Rather than an utopian alternate reality as Quentin outlines, I believe Open Source is both a better way to build software, and a good foundation for an ecosystem of for-profit companies. Open Source software itself is very successful, and is capable of running some of the most complex enterprise systems. But failure to commercialize Open Source doesn't necessarily make it bad.

I mentioned to Quentin that I thought Open Source was Darwinian; a proprietary software company can't afford to experiment with creating 10 different implementations of an online photo album, only to pick the best one. In Open Source we can, and do. We often have competing implementations and eventually the best implementation(s) will win. One could say that Open Source is a more "wasteful" way of software development. In a pure capitalist read of On the Origin of Species, there is only one winner, but business and Darwin's theory itself is far more complex. Beyond "only the strongest survive", Darwin tells a story of interconnectedness, or the way an ecosystem can dictate how an entire species chooses to adapt.

While it's true that the Open Source "business model" has produced few large businesses (Red Hat being one notable example), we're also evolving the different Open Source business models. In the case of Acquia, we're selling a number of "as-a-service" products for Drupal, which is vastly different than just selling support like the first generation of Open Source companies did.

As a private company, Acquia doesn't disclose financial information, but I can say that we've been very busy operating a high-growth business. Acquia is North America's fastest growing private company on the Deloitte Fast 500 list. Our Q1 2014 bookings increased 55 percent year-over-year, and the majority of that is recurring subscription revenue. We've experienced 21 consecutive quarters of revenue growth, with no signs of slowing down. Acquia's business model has been both disruptive and transformative in our industry. Other Open Source companies like Hortonworks, Cloudera and MongoDB seem to be building thriving businesses too.
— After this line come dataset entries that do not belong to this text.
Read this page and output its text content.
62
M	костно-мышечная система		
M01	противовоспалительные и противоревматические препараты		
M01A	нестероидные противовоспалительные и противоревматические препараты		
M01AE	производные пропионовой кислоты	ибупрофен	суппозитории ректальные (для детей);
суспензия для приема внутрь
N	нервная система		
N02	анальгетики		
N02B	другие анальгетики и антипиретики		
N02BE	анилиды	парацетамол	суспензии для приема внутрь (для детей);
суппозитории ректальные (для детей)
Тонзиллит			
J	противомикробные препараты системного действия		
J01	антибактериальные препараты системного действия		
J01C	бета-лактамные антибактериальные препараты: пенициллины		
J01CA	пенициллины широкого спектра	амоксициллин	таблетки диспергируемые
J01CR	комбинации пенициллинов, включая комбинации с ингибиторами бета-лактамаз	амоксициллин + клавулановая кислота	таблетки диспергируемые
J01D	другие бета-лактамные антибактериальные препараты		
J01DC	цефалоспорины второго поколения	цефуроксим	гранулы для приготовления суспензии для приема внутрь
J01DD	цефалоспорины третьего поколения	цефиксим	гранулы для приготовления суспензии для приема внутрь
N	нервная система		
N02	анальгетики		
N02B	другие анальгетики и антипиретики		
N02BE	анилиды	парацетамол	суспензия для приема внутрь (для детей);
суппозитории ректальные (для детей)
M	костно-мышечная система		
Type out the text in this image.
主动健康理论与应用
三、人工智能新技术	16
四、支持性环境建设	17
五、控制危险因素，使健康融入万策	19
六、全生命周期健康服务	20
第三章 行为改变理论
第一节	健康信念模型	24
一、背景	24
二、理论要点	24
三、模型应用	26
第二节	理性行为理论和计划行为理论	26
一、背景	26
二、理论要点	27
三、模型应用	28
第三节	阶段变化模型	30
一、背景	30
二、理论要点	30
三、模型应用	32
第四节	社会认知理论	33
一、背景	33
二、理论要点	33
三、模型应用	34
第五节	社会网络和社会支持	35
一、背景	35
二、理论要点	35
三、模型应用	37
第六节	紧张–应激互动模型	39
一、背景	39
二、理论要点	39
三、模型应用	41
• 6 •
Society is undergoing tremendous change right now -- the sharing and collaboration practices of the internet are extending to transportation (Uber), hotels (Airbnb), financing (Kickstarter, LendingClub) and music services (Spotify). The rise of the collaborative economy, of which the Open Source community is a part of, should be a powerful message for the business community. It is the established, proprietary vendors whose business models are at risk, and not the other way around.
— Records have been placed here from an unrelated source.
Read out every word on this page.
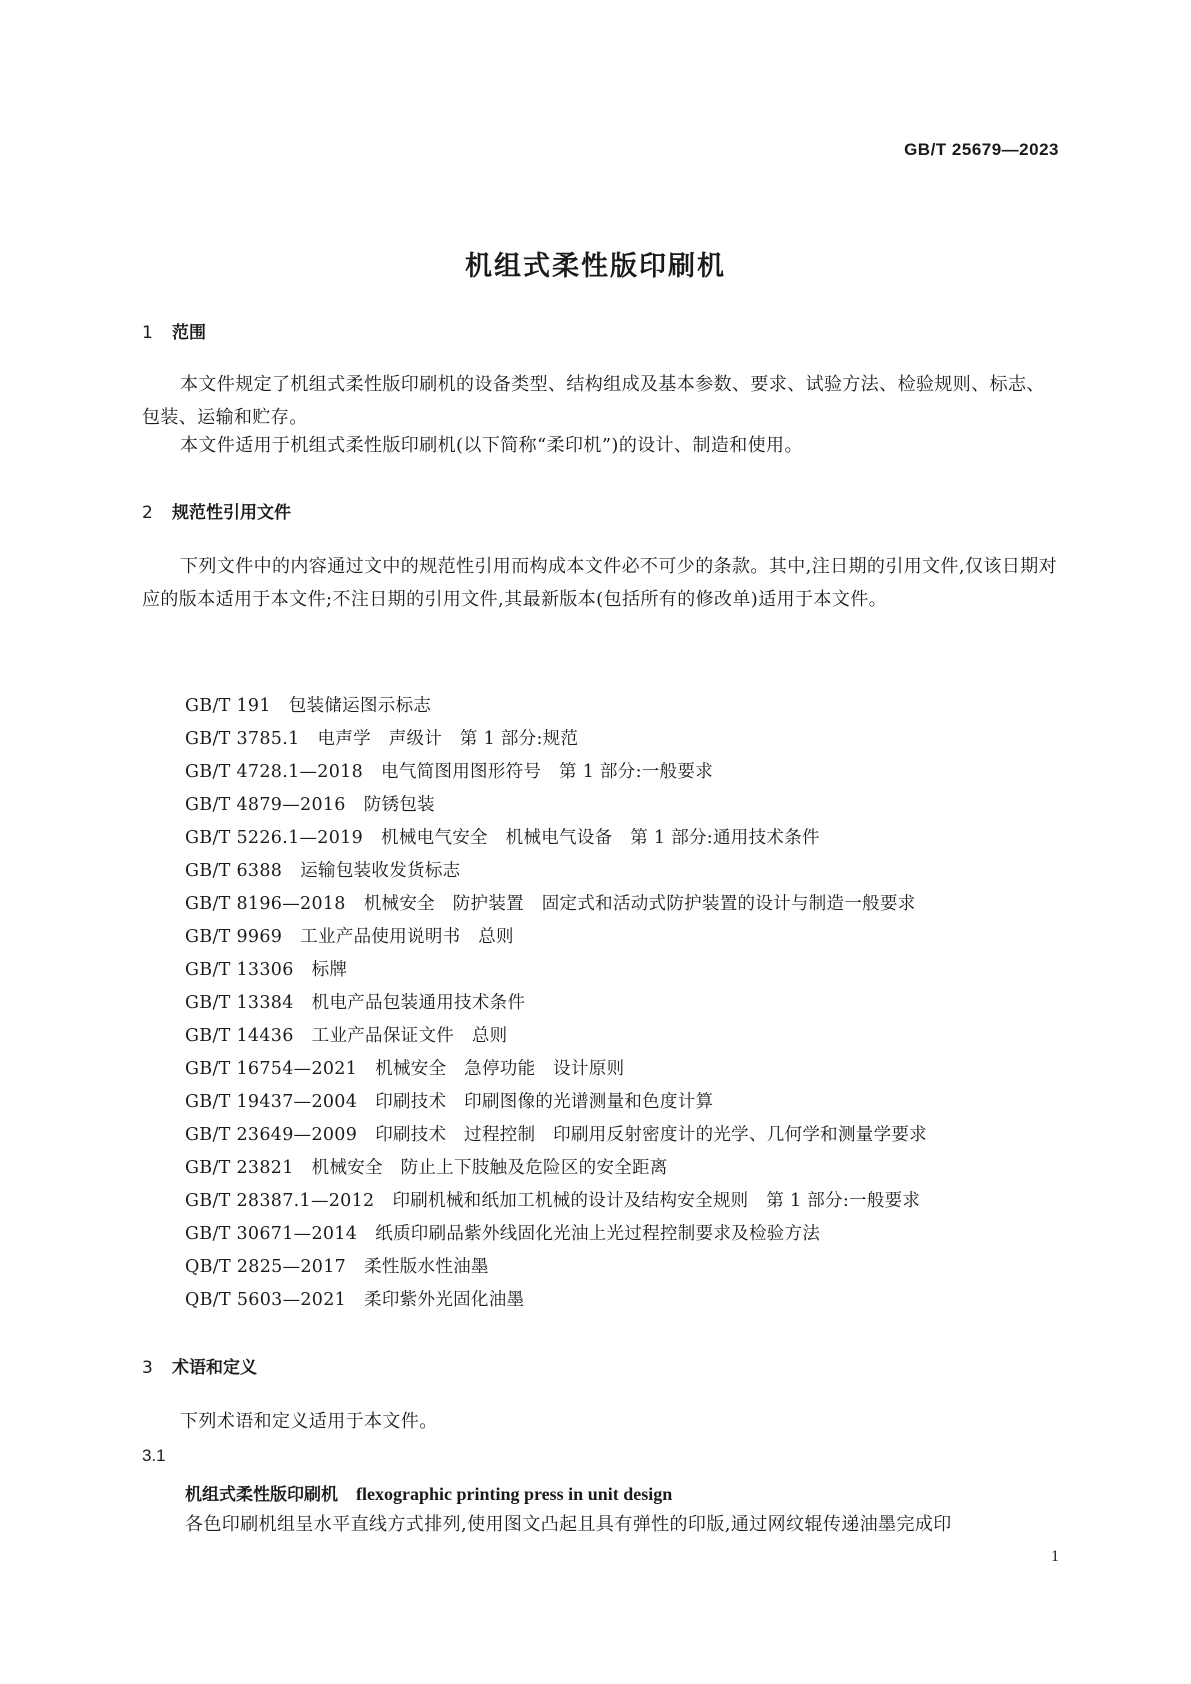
GB/T 25679—2023
机组式柔性版印刷机
1 范围
本文件规定了机组式柔性版印刷机的设备类型、结构组成及基本参数、要求、试验方法、检验规则、标志、包装、运输和贮存。
本文件适用于机组式柔性版印刷机(以下简称“柔印机”)的设计、制造和使用。
2 规范性引用文件
下列文件中的内容通过文中的规范性引用而构成本文件必不可少的条款。其中,注日期的引用文件,仅该日期对应的版本适用于本文件;不注日期的引用文件,其最新版本(包括所有的修改单)适用于本文件。
GB/T 191 包装储运图示标志
GB/T 3785.1 电声学　声级计　第 1 部分:规范
GB/T 4728.1—2018 电气简图用图形符号　第 1 部分:一般要求
GB/T 4879—2016 防锈包装
GB/T 5226.1—2019 机械电气安全　机械电气设备　第 1 部分:通用技术条件
GB/T 6388 运输包装收发货标志
GB/T 8196—2018 机械安全　防护装置　固定式和活动式防护装置的设计与制造一般要求
GB/T 9969 工业产品使用说明书　总则
GB/T 13306 标牌
GB/T 13384 机电产品包装通用技术条件
GB/T 14436 工业产品保证文件　总则
GB/T 16754—2021 机械安全　急停功能　设计原则
GB/T 19437—2004 印刷技术　印刷图像的光谱测量和色度计算
GB/T 23649—2009 印刷技术　过程控制　印刷用反射密度计的光学、几何学和测量学要求
GB/T 23821 机械安全　防止上下肢触及危险区的安全距离
GB/T 28387.1—2012 印刷机械和纸加工机械的设计及结构安全规则　第 1 部分:一般要求
GB/T 30671—2014 纸质印刷品紫外线固化光油上光过程控制要求及检验方法
QB/T 2825—2017 柔性版水性油墨
QB/T 5603—2021 柔印紫外光固化油墨
3 术语和定义
下列术语和定义适用于本文件。
3.1
机组式柔性版印刷机 flexographic printing press in unit design
各色印刷机组呈水平直线方式排列,使用图文凸起且具有弹性的印版,通过网纹辊传递油墨完成印
1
Hundreds of other companies, including several venture backed startups, have been born out of the Drupal community. Like Acquia, they have grown their businesses while supporting the ecosystem from which they came. That is more than a feel-good story, it's just good business.


Lior Kesos (not verified):

I totally agree and feel this on our own open source project - http://mean.io .
monetizing in the "as a service" isn't that hard once you have volume and developer intrest and passion.
We're growing fast (just passed meteor.js and strongloop in generic interest and we aren't even funded) and the business applications just jump out from the woodwork.
The business models are pretty solid - paas and hosting (acquia) , appstores (wordpress, magento) and subscription to services (redhat, acquia, mongo).
It just like ballmer said "developers developers developers" - their excitment and passion and our ability to harness that power is what will fuel the next wave of open source companies.
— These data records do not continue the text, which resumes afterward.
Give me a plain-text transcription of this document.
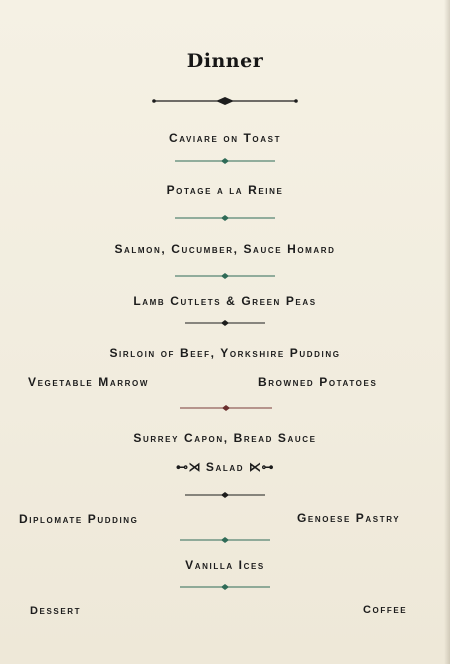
Dinner
Caviare on Toast
Potage a la Reine
Salmon, Cucumber, Sauce Homard
Lamb Cutlets & Green Peas
Sirloin of Beef, Yorkshire Pudding
Vegetable Marrow	Browned Potatoes
Surrey Capon, Bread Sauce
⊷⋊ Salad ⋉⊶
Diplomate Pudding	Genoese Pastry
Vanilla Ices
Dessert	Coffee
Jingsheng Wang (not verified):

Open Source also transforms the economy of monopoly to the economy of ubiquity.

In the old days, a player wins by protecting competitive advantages, keeping competition entering the market and manipulating equilibrium.

Nowadays, a player like Acquia or Google offers the products (Drupal or Android) for free, in other words, fully opens the core competence, hence ubiquitously available to the world. On the other hand, the player also takes in the innovation or the completion to the product to further descreses the incentives of divergence. Then, the player wins by the scale.

Jeff Thomas (not verified):

I agree the NY Times writer seemed to think that "open source" is synonymous with "Freeware," which is not. Our company, http://www.se-eng.com, is also heavily involved in open source (firmware in this case), much on the RedHat model, and, yes, you can build proprietary product on open source code.
The author also seemed blind to the fact that almost all of the big-time hardware companies -- Intel, AMD, HP, IBM -- are all looking at ways to free up their hardware to open source coding and applications.
Course it labeled an opinion piece, I guess I just have a much different opinion.